There are mandatory minimum notice periods set out in the Employment Standards Act based on years of service to a maximum of 8 weeks; that is, an employee is entitled to either receive advance notice that the job is ending in 8 weeks or receive wages in lieu of that notice. Unless your employees have enforceable employment contracts that limit them to the mandatory minimums, they could be entitled to significantly more notice by going through court. This type of lawsuit is commonly referred to as a “wrongful dismissal claim” and is further explained in our blog post here: https://rdmlawyers.com/insights/employment-law/wrongful-dismissal-reasonable-notice-explained/.

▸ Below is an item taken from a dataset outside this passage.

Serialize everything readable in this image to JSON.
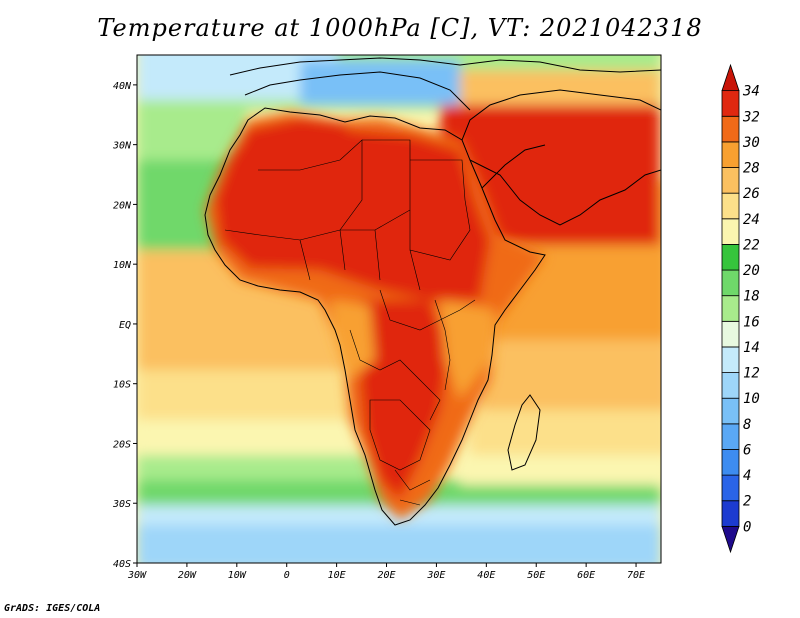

“Just cause” for termination is a high standard to reach. It is typically associated with serious misconduct (like theft), however it can also involve poor performance over an extended period of time. You can read more about what constitutes “cause” at our blog post here: https://rdmlawyers.com/insights/employment-law/terminating-for-just-cause-possible-costs-for-failure-to-meet-the-standard/.
General tips for terminating employees can be found on our blog here: https://rdmlawyers.com/insights/employment-law/best-practices-for-terminating-employees/.
As we are in an unprecedented situation, at least in modern history, it is impossible to know for certain how the courts will react to the mass layoffs we will be seeing. The information above is provided as general guidance only and updated to March 23, 2020. The BC and federal governments are making announcements daily that may impact the information contained in this document.